For certain periods during the summer and winter of 2022, the buses were fare-free. During the summers of 2023 and 2024, buses were fare free until Labor Day.

==Fleet==

===Active fleet===

As of 2025, the Bee-Line System had 325 buses in its fleet, of which 40 were diesel vehicles and the rest were hybrid or electric vehicles. This roster only lists buses and shuttle vans used in fixed route service. Paratransit vehicles are not listed. All buses are wheelchair accessible.
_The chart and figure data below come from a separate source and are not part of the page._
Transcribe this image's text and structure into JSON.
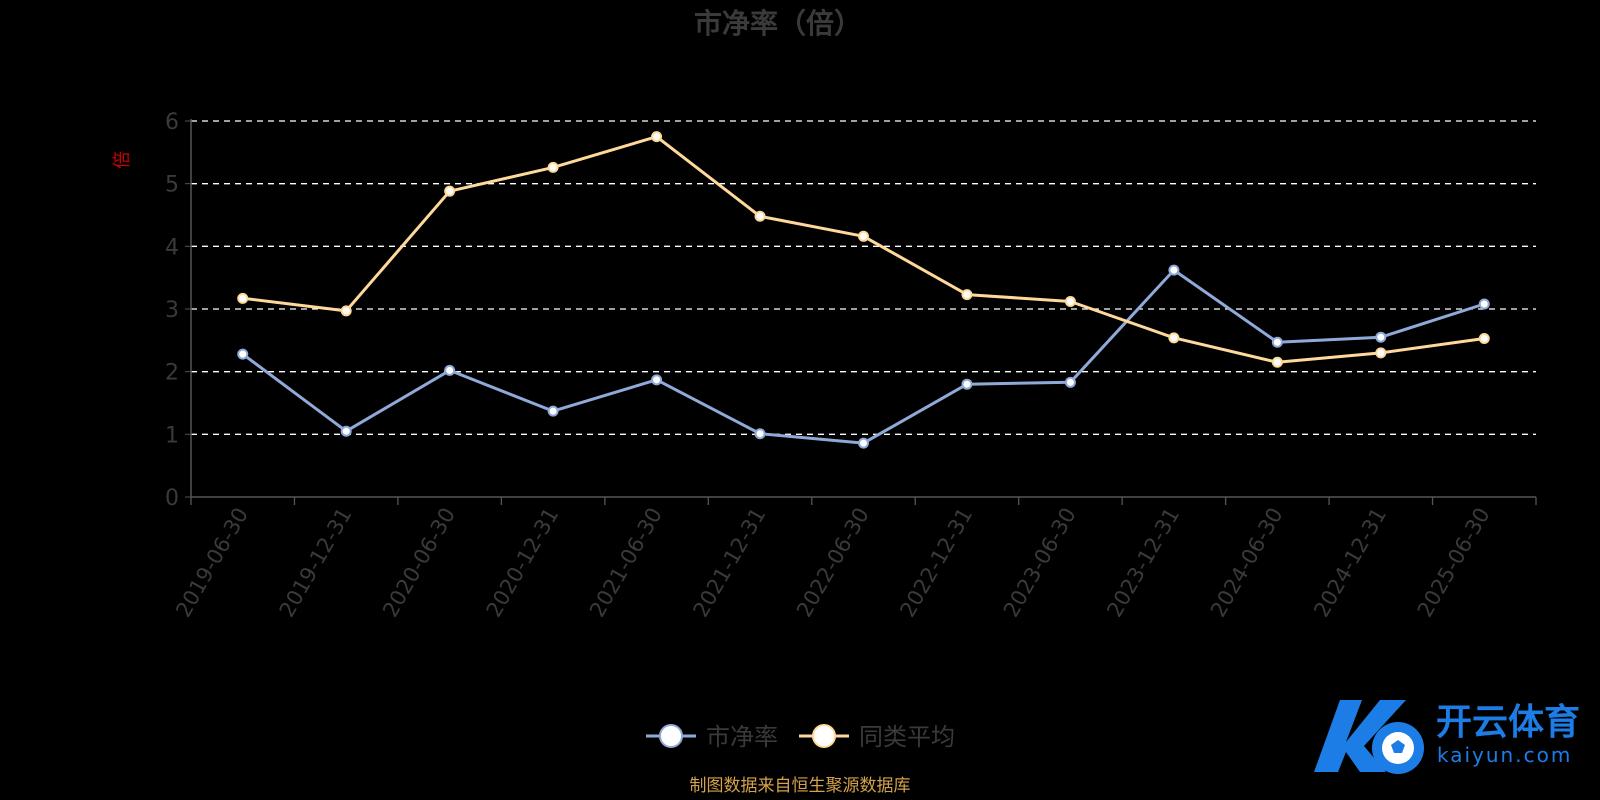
{
  "chart_data": {
    "type": "line",
    "title": "市净率（倍）",
    "ylabel": "倍",
    "categories": [
      "2019-06-30",
      "2019-12-31",
      "2020-06-30",
      "2020-12-31",
      "2021-06-30",
      "2021-12-31",
      "2022-06-30",
      "2022-12-31",
      "2023-06-30",
      "2023-12-31",
      "2024-06-30",
      "2024-12-31",
      "2025-06-30"
    ],
    "ylim": [
      0,
      6
    ],
    "yticks": [
      "0",
      "1",
      "2",
      "3",
      "4",
      "5",
      "6"
    ],
    "grid": true,
    "legend_position": "bottom-center",
    "series": [
      {
        "name": "市净率",
        "color": "#8fa9d8",
        "values": [
          2.28,
          1.05,
          2.02,
          1.37,
          1.87,
          1.01,
          0.86,
          1.8,
          1.83,
          3.62,
          2.47,
          2.55,
          3.08
        ]
      },
      {
        "name": "同类平均",
        "color": "#ffd99a",
        "values": [
          3.17,
          2.97,
          4.88,
          5.26,
          5.75,
          4.48,
          4.16,
          3.23,
          3.12,
          2.54,
          2.15,
          2.3,
          2.53
        ]
      }
    ]
  },
  "source_note": "制图数据来自恒生聚源数据库",
  "watermark": {
    "logo_text": "开云体育",
    "logo_subtext": "kaiyun.com"
  },
  "colors": {
    "background": "#000000",
    "title": "#3a3a3a",
    "axis_text": "#3a3a3a",
    "ylabel": "#cc0000",
    "grid": "#ffffff",
    "source_note": "#d4a24a",
    "logo_blue": "#1d7de6"
  }
}
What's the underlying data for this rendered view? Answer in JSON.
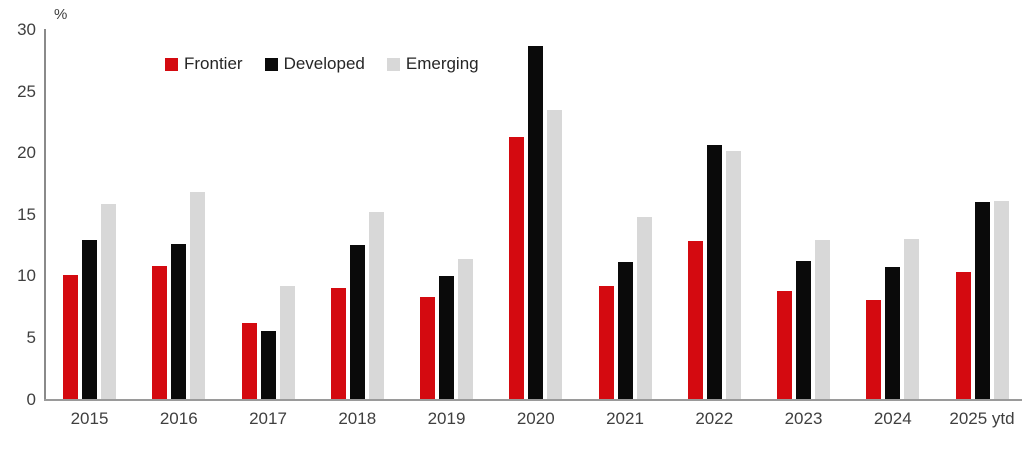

Fleet numbers: Year; Photo; Manufacturer; Model; Length; Width; Engines; Transmission
116–136: 2005; Orion Bus Industries; Orion V 05.505; 32 ft (9.8 m); 96 in (2.4 m); Detroit Diesel Series 50 EGR; Allison B400R
801–830: 2008; Orion V 05.501; 40 ft (12 m); 102 in (2.6 m); Cummins ISL
205-299: 2009; North American Bus Industries; NABI 40-LFW HEV; Cummins ISL9; Allison E^{P}40 Hybrid System
301–378: 2018–2020; New Flyer Industries; Xcelsior XDE60 articulated; 60 ft (18 m); Cummins L9; BAE Systems HDS300 hybrid system
100–106: 2023; Xcelsior XDE35; 35 ft (11 m); Cummins B6.7; BAE Systems HDS200 hybrid system
107-111: 2026; Allison eGen Flex H 40 hybrid system
141–144: 2021; Xcelsior XE35; Siemens HV1DB2016; Siemens ELFA2
145–146: 2021; XE40 on the 66; Xcelsior XE40; 40 ft (12 m)
398–503: 2021–2022; Xcelsior XDE40; Cummins L9; BAE Systems HDS200 hybrid system
504–515: 2023–2024

===Future fleet===
In February 2020, it was announced that Westchester County's Bee-Line Bus fleet would be expanding with 78 hybrid-electric 60-foot buses (all delivered by summer 2020), 106 hybrid-electric 40-foot buses and two 40-foot battery-electric buses – all built by New Flyer Industries – under a plan to have the entire transit bus fleet running on either fully electric or diesel-electric hybrid technology by 2025. As of July 2020, 106 40-foot diesel-electric buses and two 40-foot battery-electric are planned to be delivered between 2021 and 2025. Four 35-foot battery-electric buses are also planned to be delivered, totaling 6 battery-electric buses by 2025.

In 2026, Bee-Line has awarded a contract to New Flyer for 116 40 foot XDE40's, and 5 XDE35's to replace the NABI 40-LFW fleets and aswell as Orion V Suburban and Shortie fleet currently running under Liberty Lines and P.T.L.A Enterprises, Inc.

As of July 22, 2026, 107 has been delivered to Yonkers Garage.

As of September 4th, 2026, 516 has been delivered.